Wally West never expected his world to stop in the Arctic circle.
…
Arley could taste blood in her mouth. She could feel her blood curdling in her veins; she was cold. There was a weight on her chest but it wasn't painful.
She wasn't in pain despite the last thing that she could remember being Vandal Savage ripping a sickle out of her.
She had died.
She was dead.
She was cold because she had no beating heart; her heart had stopped and for that the curdled blood in her laid frozen.
She was dead.
And yet, she woke up in a waiting room. She was upright in a plush velvet seat; disco played lowly in the background and the rug beneath her seat was shag. The person beside her was beautiful. And familiar.
She knew that curve of the nose. That twist in the smile. She knew the cowlick on the back of the man's hair.
She knew those eyes.
"We have the same eyes," Arley said to Nabu. She had been awake for everything that had led up to the fight; she was related to Nabu.
And Savage. Arley grimaced at the thought right as a chuckle rolled over Nabu.
The sound was nice; Arley couldn't remember him having ever laughed before. The sound had shocked her enough that the face she had made had fallen right off.
"They were my mothers eyes," Nabu said. "She was a good woman. Better than my father deserved," he added. "Her name," he added after Arley had nodded, "Also meant Light."
Arley— as the song changed from one disco song to another —couldn't help but smile at the tidbit. She had the same eyes as her foremother. Their names had meant the same thing. To Arley who had grown up with no family of her own, her cold dead heart warmed at the fact.
"What does your name mean?"
Nabu quirked a thick brow upwards. He shrugged.
"It depends, I've been around for so long my name has been used to describe me."
"What do you mean?"
"The Semitic meaning of my name is to announce. To prophesize. Other meaning have it being akin to the word speak-my people, the ones who lived and knew they immortalized me more than I had already been."
"Oh?"
"My youngest son survived the Witch Boys attack, he was the only memeber we of the royal family to-my father as far as anyone had known had perished with me, the only advisor who had warned what the Witch Boy would bring. So they and my boy immortalized me into Nabu, the Babylonian god of wisdom, learning, prophecy, scribes, and writing."
"That's sweet," Arley said softly.
"It is," a dry voice chimed in. Arley turned from Nabu— her friend, her ancestor —and saw a bony, nearly emaciated man in a tattered cape. Arley had consumed enough modern day media to know who— what —stood before her. "Nabu, Arley Gluck, follow me."

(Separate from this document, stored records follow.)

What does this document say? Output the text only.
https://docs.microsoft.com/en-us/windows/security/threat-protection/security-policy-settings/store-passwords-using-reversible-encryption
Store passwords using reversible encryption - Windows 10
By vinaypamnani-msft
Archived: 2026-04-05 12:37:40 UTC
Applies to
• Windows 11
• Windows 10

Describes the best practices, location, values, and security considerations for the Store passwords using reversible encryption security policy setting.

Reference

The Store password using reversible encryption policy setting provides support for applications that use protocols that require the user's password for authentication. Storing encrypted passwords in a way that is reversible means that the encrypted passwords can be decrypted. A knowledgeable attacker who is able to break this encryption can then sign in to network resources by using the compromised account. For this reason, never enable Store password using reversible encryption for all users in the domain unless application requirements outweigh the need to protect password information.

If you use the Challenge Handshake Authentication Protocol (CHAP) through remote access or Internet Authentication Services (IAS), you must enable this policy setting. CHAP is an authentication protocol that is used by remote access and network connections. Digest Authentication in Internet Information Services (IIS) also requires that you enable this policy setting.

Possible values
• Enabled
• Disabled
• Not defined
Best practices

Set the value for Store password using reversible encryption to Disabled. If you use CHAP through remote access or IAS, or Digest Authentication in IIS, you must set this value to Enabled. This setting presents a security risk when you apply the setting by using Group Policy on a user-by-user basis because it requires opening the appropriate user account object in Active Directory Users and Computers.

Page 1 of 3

Arley, without question, had only started to rise when Nabu grabbed her wrist. His hand encapsulated the bones as he stood to his full height.
He wasn't very tall. Arley smiled; she— before the serum —had always been small. It seemed as if her entire line had always been small.
"Wait, I need to speak to the Lords. She's not supposed to be here," Nabu said to Death as he motioned with his head to Arley. "Her Fate was not supposed to end with my fathers, my Lord assured me of that."
"The Lords will not speak to you Nabu, you are dead. A dead Agent is no matter to Order or Chaos."
"They are when the balance has been thrown—"
"—I know." Death's voice was gravely; it was deep and baritone but also raspy. "I know what has been thrown out of balance, I clean up after the likes of you both."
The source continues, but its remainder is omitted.